A França e os Fascismos de suas Esquinas


Paris. Quinta-feira. 22 de novembro de 2012. As pessoas ganhavam a vida nas ruas fluidas do Barbès-Chateau Rouge[1]. Nessa normalidade patológica, o apartheid silenciado e silencioso da cidade do amor (sic) se dava aos olhares atentos das frestas boquiabertas de tanta vida. De repente, uma das esquinas explodiu: era o muro dizendo que uma hora (ir)rompe. Uma van completamente navalhada por dizeres que pareciam funcionar por dispersão: dizeres contra a opressão em geral; dizeres sobre o socialismo mentiroso de François Hollande, dizeres reclamando do sexismo, dizeres reclamando mudança de postura por parte de certos grupos de homens. A dispersão dos enunciados não se diria mais, pois que a mulher negra habitava, naquela tarde, o topo do carro. De cima dele, discursava indignada contra os problemas já-ditos antes dela, em outro lugar talvez.

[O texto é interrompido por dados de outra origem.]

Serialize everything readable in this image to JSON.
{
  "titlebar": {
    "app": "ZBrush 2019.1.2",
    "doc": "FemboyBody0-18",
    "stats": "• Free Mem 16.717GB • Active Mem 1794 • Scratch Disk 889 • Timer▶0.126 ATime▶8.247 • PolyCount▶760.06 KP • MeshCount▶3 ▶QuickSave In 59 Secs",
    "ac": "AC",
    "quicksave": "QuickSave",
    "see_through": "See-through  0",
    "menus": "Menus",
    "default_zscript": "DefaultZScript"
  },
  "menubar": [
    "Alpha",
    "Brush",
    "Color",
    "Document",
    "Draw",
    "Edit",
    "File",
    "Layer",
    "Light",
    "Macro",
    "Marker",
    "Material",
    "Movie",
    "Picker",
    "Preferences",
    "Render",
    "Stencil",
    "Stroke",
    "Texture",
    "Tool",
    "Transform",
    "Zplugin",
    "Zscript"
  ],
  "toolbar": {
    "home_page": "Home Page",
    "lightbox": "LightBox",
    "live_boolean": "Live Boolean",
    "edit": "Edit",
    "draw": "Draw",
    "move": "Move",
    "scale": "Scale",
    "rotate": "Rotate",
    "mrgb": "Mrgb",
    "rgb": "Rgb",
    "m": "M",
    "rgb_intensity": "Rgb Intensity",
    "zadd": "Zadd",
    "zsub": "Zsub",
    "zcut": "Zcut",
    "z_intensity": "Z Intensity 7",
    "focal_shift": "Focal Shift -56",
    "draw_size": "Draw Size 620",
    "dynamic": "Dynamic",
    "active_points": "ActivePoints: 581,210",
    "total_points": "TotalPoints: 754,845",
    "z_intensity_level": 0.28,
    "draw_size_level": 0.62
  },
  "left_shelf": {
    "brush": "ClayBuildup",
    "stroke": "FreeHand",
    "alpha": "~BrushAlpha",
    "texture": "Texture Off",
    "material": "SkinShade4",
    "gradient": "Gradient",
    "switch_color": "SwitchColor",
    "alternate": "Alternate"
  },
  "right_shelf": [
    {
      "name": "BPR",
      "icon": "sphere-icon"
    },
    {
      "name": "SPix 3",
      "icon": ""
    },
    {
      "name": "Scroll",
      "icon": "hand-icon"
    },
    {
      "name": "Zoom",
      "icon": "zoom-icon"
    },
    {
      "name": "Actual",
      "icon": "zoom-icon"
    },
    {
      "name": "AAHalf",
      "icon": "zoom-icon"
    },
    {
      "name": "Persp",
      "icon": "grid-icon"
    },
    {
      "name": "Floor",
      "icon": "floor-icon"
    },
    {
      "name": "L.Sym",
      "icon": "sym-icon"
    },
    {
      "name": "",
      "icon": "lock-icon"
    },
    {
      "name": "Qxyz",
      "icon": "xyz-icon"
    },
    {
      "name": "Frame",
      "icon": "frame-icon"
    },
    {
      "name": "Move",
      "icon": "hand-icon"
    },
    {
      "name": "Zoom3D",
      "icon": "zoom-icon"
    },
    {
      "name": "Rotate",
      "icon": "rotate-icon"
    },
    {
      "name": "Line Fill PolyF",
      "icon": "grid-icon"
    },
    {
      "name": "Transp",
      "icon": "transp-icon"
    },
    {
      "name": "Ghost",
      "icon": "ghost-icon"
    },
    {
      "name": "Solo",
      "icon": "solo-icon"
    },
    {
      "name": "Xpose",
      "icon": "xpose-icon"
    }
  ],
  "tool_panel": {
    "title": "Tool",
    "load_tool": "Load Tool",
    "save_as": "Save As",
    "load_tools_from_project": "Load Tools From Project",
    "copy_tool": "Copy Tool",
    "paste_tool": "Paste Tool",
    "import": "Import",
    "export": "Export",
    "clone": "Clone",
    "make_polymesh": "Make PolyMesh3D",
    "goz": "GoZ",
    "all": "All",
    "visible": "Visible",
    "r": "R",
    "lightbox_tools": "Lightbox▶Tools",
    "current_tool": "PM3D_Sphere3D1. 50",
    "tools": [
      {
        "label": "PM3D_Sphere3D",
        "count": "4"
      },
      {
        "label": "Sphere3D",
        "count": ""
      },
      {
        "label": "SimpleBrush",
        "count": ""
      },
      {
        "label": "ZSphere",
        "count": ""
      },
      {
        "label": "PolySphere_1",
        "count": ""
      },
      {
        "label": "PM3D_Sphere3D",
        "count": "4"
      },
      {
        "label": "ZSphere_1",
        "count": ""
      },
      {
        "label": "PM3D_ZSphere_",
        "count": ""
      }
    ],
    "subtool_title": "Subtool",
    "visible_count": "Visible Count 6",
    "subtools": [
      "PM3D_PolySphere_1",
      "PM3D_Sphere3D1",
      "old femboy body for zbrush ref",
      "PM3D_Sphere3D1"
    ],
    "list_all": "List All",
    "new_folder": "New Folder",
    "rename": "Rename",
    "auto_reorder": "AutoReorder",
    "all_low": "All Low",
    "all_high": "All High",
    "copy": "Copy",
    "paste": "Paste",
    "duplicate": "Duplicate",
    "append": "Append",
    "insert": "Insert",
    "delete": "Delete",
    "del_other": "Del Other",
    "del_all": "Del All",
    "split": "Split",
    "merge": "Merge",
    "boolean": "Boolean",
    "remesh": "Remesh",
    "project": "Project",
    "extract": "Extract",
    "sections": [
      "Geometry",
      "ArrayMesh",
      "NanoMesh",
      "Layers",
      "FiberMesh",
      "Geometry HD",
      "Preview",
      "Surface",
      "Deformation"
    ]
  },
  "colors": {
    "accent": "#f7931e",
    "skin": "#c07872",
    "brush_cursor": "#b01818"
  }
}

« Acoma tonbé, toutt moun di sé boi pouri. » – Proverbe martiniquais

A van, um dia branca, fazia-se livro aberto para quem quisesse ler. No alto da van, uma mulher negra gritava palavras de ordem. O discurso inflamado da mulher negra começa a ser abafado pelas sirenes azuis. Rapidamente cerca de dez viaturas chegaram àquela esquina do bairro negro (e) árabe (e) imigrante. Quebraram o vidro da van, e a golpes violentos derrubaram a mulher negra de cima da van. Cinco policiais gritavam com a mulher negra que estava em cima da van. Imobilizaram a mulher negra, que continuava gritando. Não havia uma policial mulher para fazer a revista: um policial branco apalpou a mulher negra. Em volta da mulher negra, do policial homem branco, e da van outrora branca hoje livro aberto, uma multidão de negros (e) árabes (e) imigrantes observava a prisão. Alguns filmavam.

O primeiro policial homem branco pede que eu me afaste. Eu o chamo de fascista. Um homem branco se para diante desta câmera, e me ordena parar. Eu ignoro, como se desconhecesse a palavra de ordem. “Meus colegas estão fazendo o trabalho deles. Você não pode fotografar”, ele grita sua estupidez com coragem. – “Eu conheço a lei.”, respondo rapidamente, recorrendo ao discurso legalista (o mesmo ao qual faço frente). “Você conhece a lei, mas não conhece a França. Eu ordeno que você pare”, diz ele possuído pela pragmática de seus atos. Nesse exato instante, ele tenta tampar a câmera com as mãos. Violentamente tenta arrancar o celular da minha mão. Eu tento me desvencilhar dele, como quem ignora a violência e me afasto. Na última investida dele, saio, sina de Chico, correndo.

Ainda tremendo pela violência da figura bárbara do homem branco, entro no metrô e me misturo à multidão que, impávida, não se afeta.


[1] Barbès e Chateau Rouge designam uma faixa territorial no norte da Paris intra-muros. É um lugar temido pelos parisienses de origem franca, mas é lá minha Paris preferida, onde encontro feijão, fubá, quiabo, e descubro sabores e cheiros que emocionam minhas memórias ancestrais. Os parisienses dizem que o Barbès e o Chateau Rouge são perigosos porque lá existem muitos “árabes”, “africanos” e “imigrantes”.